NEW PORT RICHEY — Pasco County commissioners got their first look Tuesday at how to pay for a 50-year visioning plan to build an infrastructure that would serve 20,000 acres in north central Pasco.
Pasadena Hills, the name given to the area bordered by Curley Road and U.S. 301 that lies north of State Road 56 but south of State Road 52, would require a total of $630-million spent for roads, parks and schools as well as improvements to the surrounding area required by new development, according to consultant Heidt & Associates.
The consultant, assisted by attorneys for the group of landowners, recommended raising the money by a 27.8 percent surcharge tacked onto impact fees for homes to be built in the area.
Joel Tew, attorney for the landowners, said he hoped commissioners would adopt necessary ordinances in 2009 so they'd be in place "should the world come back to life" and the housing market recovers.
Heidt & Associates senior vice president Pat Gassaway, who presented the report, said the committee wanted to go beyond minimum requirements.
"They believed the funding plan should do much more," he said.
It includes a pool of money to help pay for two-lane roads as well as primary roads, as well as $21.2-million to pay for school sites and $13-million for parks.
The report also targeted 16 possible park sites. The committee decided that rather than build one regional and two district parks, it would be more efficient to build one "super park" in the area. Each site was given point values based on location, access to roads, closeness to existing parks and other factors. The site that rated highest was a 310-acre site near Overpass Road and Fort King Highway.
Commissioner Ann Hildebrand said the county has very few opportunities to "get it right" when it comes to land development, but "I think this is it."
Commissioner Ted Schrader, who encouraged the plan's development, called it "a plan I think we can all wrap our arms around.

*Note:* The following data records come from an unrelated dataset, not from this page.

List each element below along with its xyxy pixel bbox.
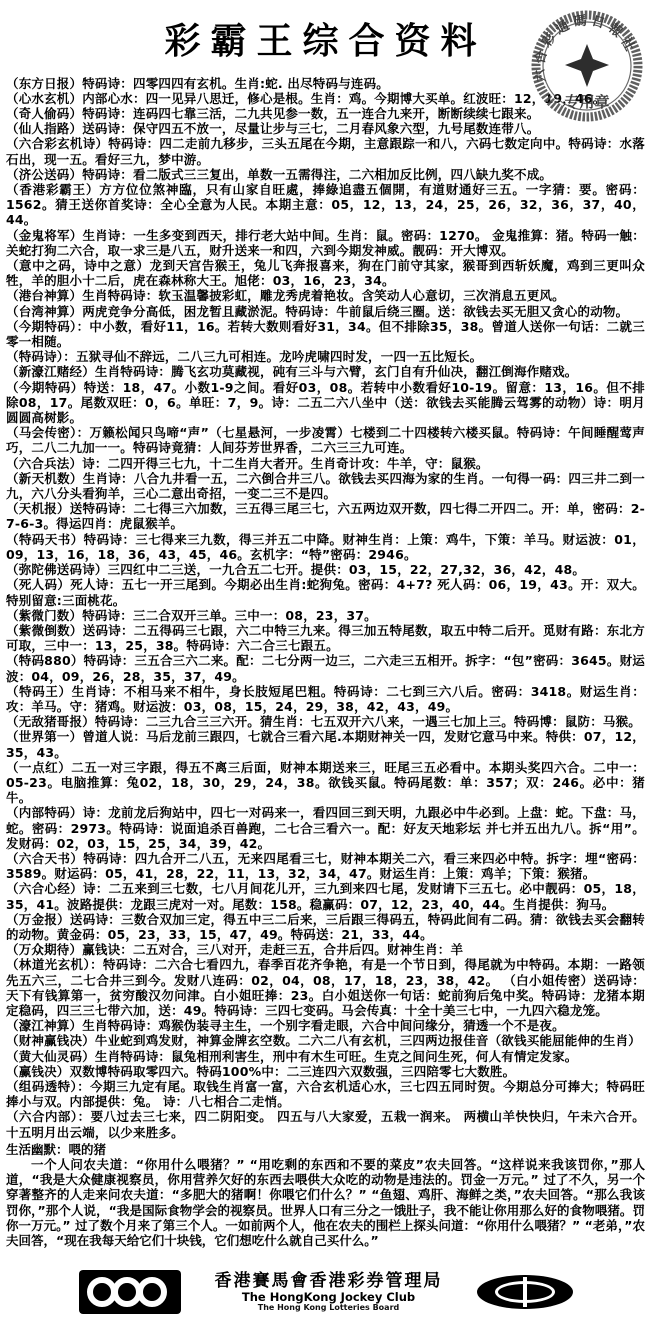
tip-line: （六合彩玄机诗）特码诗：四二走前九移步，三头五尾在今期，主意跟踪一和八，六码七数… bbox=[6, 136, 645, 166]
tip-line: （黄大仙灵码）生肖特码诗：鼠兔相刑利害生，刑中有木生可旺。生克之间问生死，何人有… bbox=[6, 1049, 645, 1064]
tip-line: （无敌猪哥报）特码诗：二三九合三三六开。猜生肖：七五双开六八来，一遇三七加上三。… bbox=[6, 714, 645, 729]
stamp-label: 专用章 bbox=[564, 93, 609, 111]
tip-line: （濠江神算）生肖特码诗：鸡猴伪装寻主生，一个别字看走眼，六合中间问缘分，猜透一个… bbox=[6, 1018, 645, 1033]
tip-line: （港台神算）生肖特码诗：软玉温馨披彩虹，雕龙秀虎着艳妆。含笑动人心意切，三次消息… bbox=[6, 288, 645, 303]
tip-line: （特码王）生肖诗：不相马来不相牛，身长肢短尾巴粗。特码诗：二七到三六八后。密码：… bbox=[6, 684, 645, 714]
tip-line: （六合内部）：要八过去三七来，四二阴阳变。 四五与八大家爱，五栽一润来。 两横山… bbox=[6, 1109, 645, 1139]
tip-line: （六合兵法）诗：二四开得三七九，十二生肖大者开。生肖奇计攻：牛羊，守：鼠猴。 bbox=[6, 456, 645, 471]
tip-line: （六合天书）特码诗：四九合开二八五，无来四尾看三七，财神本期关二六，看三来四必中… bbox=[6, 851, 645, 881]
tip-line: （财神赢钱决）牛业蛇到鸡发财，神算金牌玄空数。二六二八有玄机，三四两边报佳音（欲… bbox=[6, 1033, 645, 1048]
tip-line: （济公送码）特码诗：看二版式三三复出，单数一五需得注，二六相加反比例，四八缺九奖… bbox=[6, 167, 645, 182]
jockey-club-name-cn: 香港賽馬會香港彩券管理局 bbox=[215, 1272, 443, 1291]
tip-line: （万金报）送码诗：三数合双加三定，得五中三二后来，三后跟三得码五，特码此间有二码… bbox=[6, 912, 645, 942]
tip-line: （台湾神算）两虎竞争分高低，困龙暂且藏淤泥。特码诗：牛前鼠后绕三圈。送：欲钱去买… bbox=[6, 304, 645, 319]
document-page: 彩霸王综合资料 六合彩通碼日報社 专用章 （东方日报）特码诗：四零四四有玄机。生… bbox=[0, 0, 651, 1328]
tip-line: （今期特码）特送：18，47。小数1-9之间。看好03，08。若转中小数看好10… bbox=[6, 380, 645, 426]
tip-line: （特码880）特码诗：三五合三六二来。配：二七分两一边三，二六走三五相开。拆字：… bbox=[6, 653, 645, 683]
tip-line: （新濠江赌经）生肖特码诗：腾飞玄功莫藏视，砘有三斗与六臂，玄门自有升仙决，翻江倒… bbox=[6, 364, 645, 379]
tip-line: （天机报）送特码诗：二七得三六加数，三五得三尾三七，六五两边双开数，四七得二开四… bbox=[6, 501, 645, 531]
tip-line: （紫微门数）特码诗：三二合双开三单。三中一：08，23，37。 bbox=[6, 608, 645, 623]
tip-line: （六合心经）诗：二五来到三七数，七八月间花儿开，三九到来四七尾，发财请下三五七。… bbox=[6, 881, 645, 911]
humor-section: 生活幽默：喂的猪 一个人问农夫道：“你用什么喂猪？” “用吃剩的东西和不要的菜皮… bbox=[6, 1142, 645, 1248]
humor-story: 一个人问农夫道：“你用什么喂猪？” “用吃剩的东西和不要的菜皮”农夫回答。“这样… bbox=[6, 1157, 645, 1248]
tip-line: （特码诗）：五狱寻仙不辞远，二八三九可相连。龙吟虎啸四时发，一四一五比短长。 bbox=[6, 349, 645, 364]
tips-body: （东方日报）特码诗：四零四四有玄机。生肖:蛇. 出尽特码与连码。 （心水玄机）内… bbox=[6, 76, 645, 1140]
tip-line: （今期特码）：中小数，看好11，16。若转大数则看好31，34。但不排除35，3… bbox=[6, 319, 645, 349]
tip-line: （万众期待）赢钱诀：二五对合，三八对开，走赶三五，合井后四。财神生肖：羊 bbox=[6, 942, 645, 957]
star-icon bbox=[565, 44, 609, 87]
seal-stamp: 六合彩通碼日報社 专用章 bbox=[525, 8, 649, 128]
tip-line: （紫微倒数）送码诗：二五得码三七跟，六二中特三九来。得三加五特尾数，取五中特二后… bbox=[6, 623, 645, 653]
tip-line: （内部特码）诗：龙前龙后狗站中，四七一对码来一，看四回三到天明，九跟必中牛必到。… bbox=[6, 805, 645, 851]
tip-line: （金鬼将军）生肖诗：一生多变到西天，排行老大站中间。生肖：鼠。密码：1270。 … bbox=[6, 228, 645, 258]
jockey-club-name-en: The HongKong Jockey Club bbox=[215, 1291, 443, 1303]
tip-line: （林道光玄机）：特码诗：二六合七看四九，春季百花齐争艳，有是一个节日到，得尾就为… bbox=[6, 957, 645, 1018]
tip-line: （一点红）二五一对三字跟，得五不离三后面，财神本期送来三，旺尾三五必看中。本期头… bbox=[6, 760, 645, 806]
tip-line: （马会传密）：万籁松闻只鸟啼“声”（七星悬河，一步凌霄）七楼到二十四楼转六楼买鼠… bbox=[6, 425, 645, 455]
tip-line: （世界第一）曾道人说：马后龙前三跟四，七就合三看六尾.本期财神关一四，发财它意马… bbox=[6, 729, 645, 759]
humor-heading: 生活幽默：喂的猪 bbox=[6, 1142, 645, 1157]
tip-line: （新天机数）生肖诗：八合九井看一五，二六倒合井三八。欲钱去买四海为家的生肖。一句… bbox=[6, 471, 645, 501]
tip-line: （组码透特）：今期三九定有尾。取钱生肖富一富，六合玄机适心水，三七四五同时贺。今… bbox=[6, 1079, 645, 1109]
jockey-club-logo-icon bbox=[477, 1275, 573, 1309]
lotteries-board-name-en: The Hong Kong Lotteries Board bbox=[215, 1303, 443, 1313]
seal-stamp-graphic: 六合彩通碼日報社 专用章 bbox=[525, 8, 649, 128]
tip-line: （赢钱决）双数博特码取零四六。特码100%中：二三连四六双数强，三四陪零七大数胜… bbox=[6, 1064, 645, 1079]
tip-line: （弥陀佛送码诗）三四红中二三送，一九合五二七开。提供：03，15，22，27,3… bbox=[6, 562, 645, 577]
footer: 香港賽馬會香港彩券管理局 The HongKong Jockey Club Th… bbox=[6, 1270, 645, 1328]
footer-text: 香港賽馬會香港彩券管理局 The HongKong Jockey Club Th… bbox=[215, 1272, 443, 1312]
tip-line: （香港彩霸王）方方位位煞神臨，只有山家自旺處，捧綠追盡五個開，有道财通好三五。一… bbox=[6, 182, 645, 228]
lotteries-board-logo-icon bbox=[79, 1270, 181, 1314]
tip-line: （意中之码，诗中之意）龙到天宫告猴王，兔儿飞奔报喜来，狗在门前守其家，猴哥到西斩… bbox=[6, 258, 645, 288]
tip-line: （死人码）死人诗：五七一开三尾到。今期必出生肖:蛇狗兔。密码：4+7? 死人码：… bbox=[6, 577, 645, 607]
tip-line: （特码天书）特码诗：三七得来三九数，得三并五二中降。财神生肖：上策：鸡牛，下策：… bbox=[6, 532, 645, 562]
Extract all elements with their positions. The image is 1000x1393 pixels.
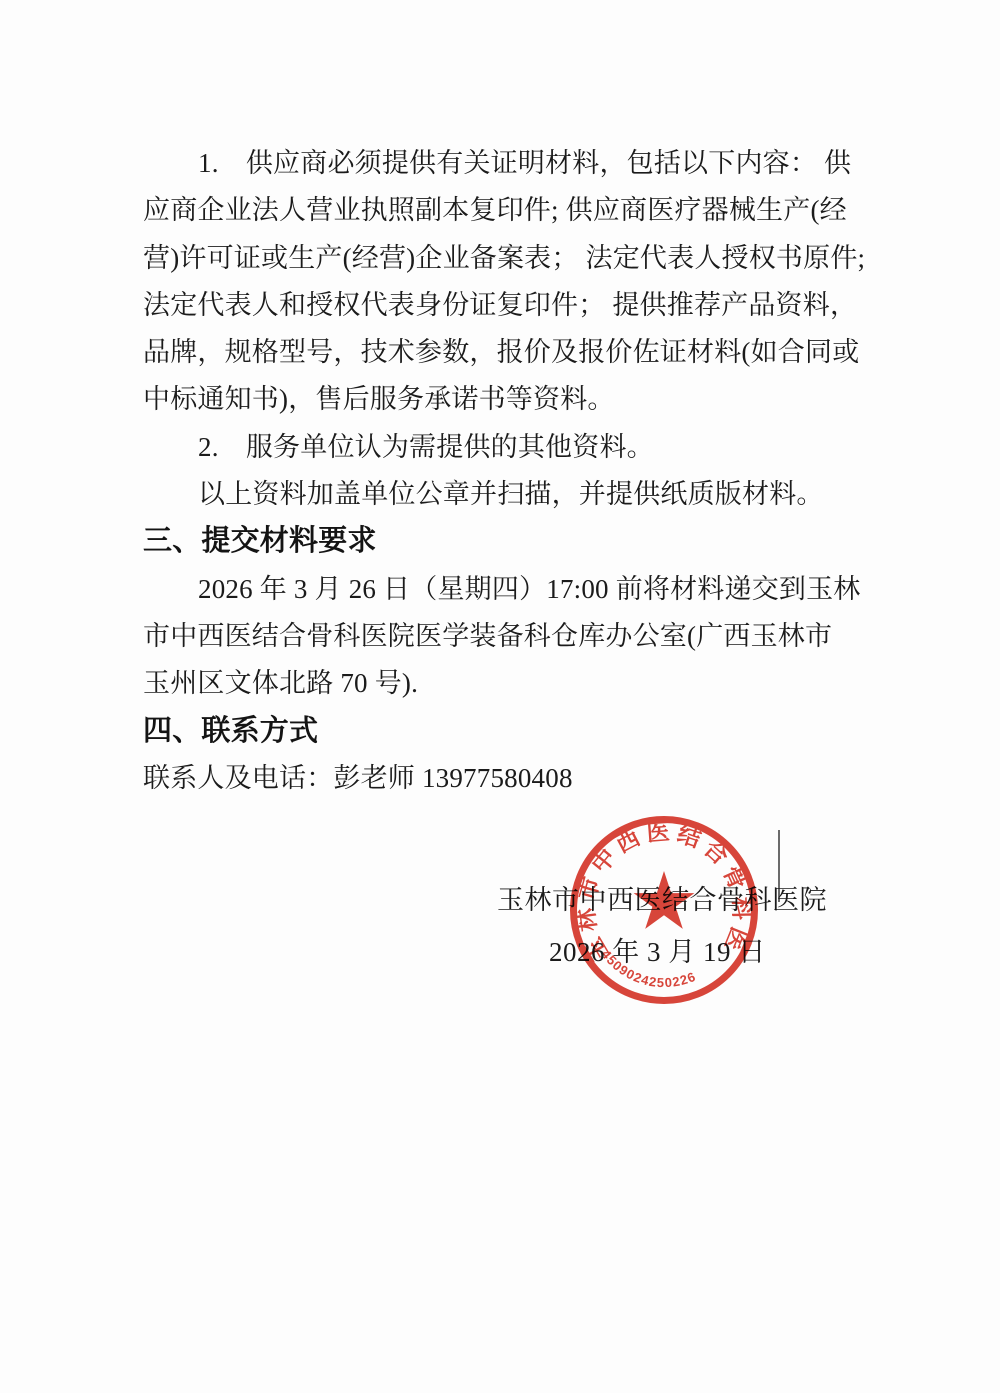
- document-line: 2026 年 3 月 26 日（星期四）17:00 前将材料递交到玉林: [143, 566, 865, 613]
- section-heading-contact: 四、联系方式: [143, 708, 865, 755]
- document-line: 应商企业法人营业执照副本复印件; 供应商医疗器械生产(经: [143, 187, 865, 234]
- document-line: 中标通知书)，售后服务承诺书等资料。: [143, 376, 865, 423]
- official-seal-stamp: 玉林市中西医结合骨科医院 4509024250226: [560, 806, 770, 1016]
- document-line: 以上资料加盖单位公章并扫描，并提供纸质版材料。: [143, 471, 865, 518]
- seal-ring-text: 玉林市中西医结合骨科医院: [560, 806, 754, 966]
- document-body: 1. 供应商必须提供有关证明材料，包括以下内容： 供 应商企业法人营业执照副本复…: [143, 140, 865, 802]
- document-line: 1. 供应商必须提供有关证明材料，包括以下内容： 供: [143, 140, 865, 187]
- document-line: 市中西医结合骨科医院医学装备科仓库办公室(广西玉林市: [143, 613, 865, 660]
- document-page: 1. 供应商必须提供有关证明材料，包括以下内容： 供 应商企业法人营业执照副本复…: [0, 0, 1000, 1393]
- document-line: 营)许可证或生产(经营)企业备案表； 法定代表人授权书原件;: [143, 235, 865, 282]
- document-line: 2. 服务单位认为需提供的其他资料。: [143, 424, 865, 471]
- document-line: 玉州区文体北路 70 号).: [143, 660, 865, 707]
- document-line: 法定代表人和授权代表身份证复印件； 提供推荐产品资料，: [143, 282, 865, 329]
- section-heading-submission: 三、提交材料要求: [143, 518, 865, 565]
- contact-line: 联系人及电话：彭老师 13977580408: [143, 755, 865, 802]
- document-line: 品牌，规格型号，技术参数，报价及报价佐证材料(如合同或: [143, 329, 865, 376]
- seal-star-icon: [634, 871, 695, 929]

The plan sets out a series of village centers spread over 22,000 sparsely populated acres of east and central Pasco.
Commissioners adopted the concept last year, saying they wanted to avoid the haphazard development of Wesley Chapel and Land O'Lakes. They asked landowners to come up with a financial plan by the end of the year.
The plan calls for 11 "village centers" linked by a network of two-lane roads, in the area between State Roads 54 and 52, bounded by Curley Road to the west and U.S. 301 to the east.
The area is called Pasadena Hills, and it could have 45,000 homes — rivaling Wesley Chapel — when it's completed.
The plan is to design what it'll look like in the year 2050, and the design is influenced by antisprawl "smart growth" tenets such as pedestrian-friendly environments. Narrower roads to slow cars down. Self-sufficient communities that radiate outward, from dense downtown centers to homes on 5- to 10-acre lots.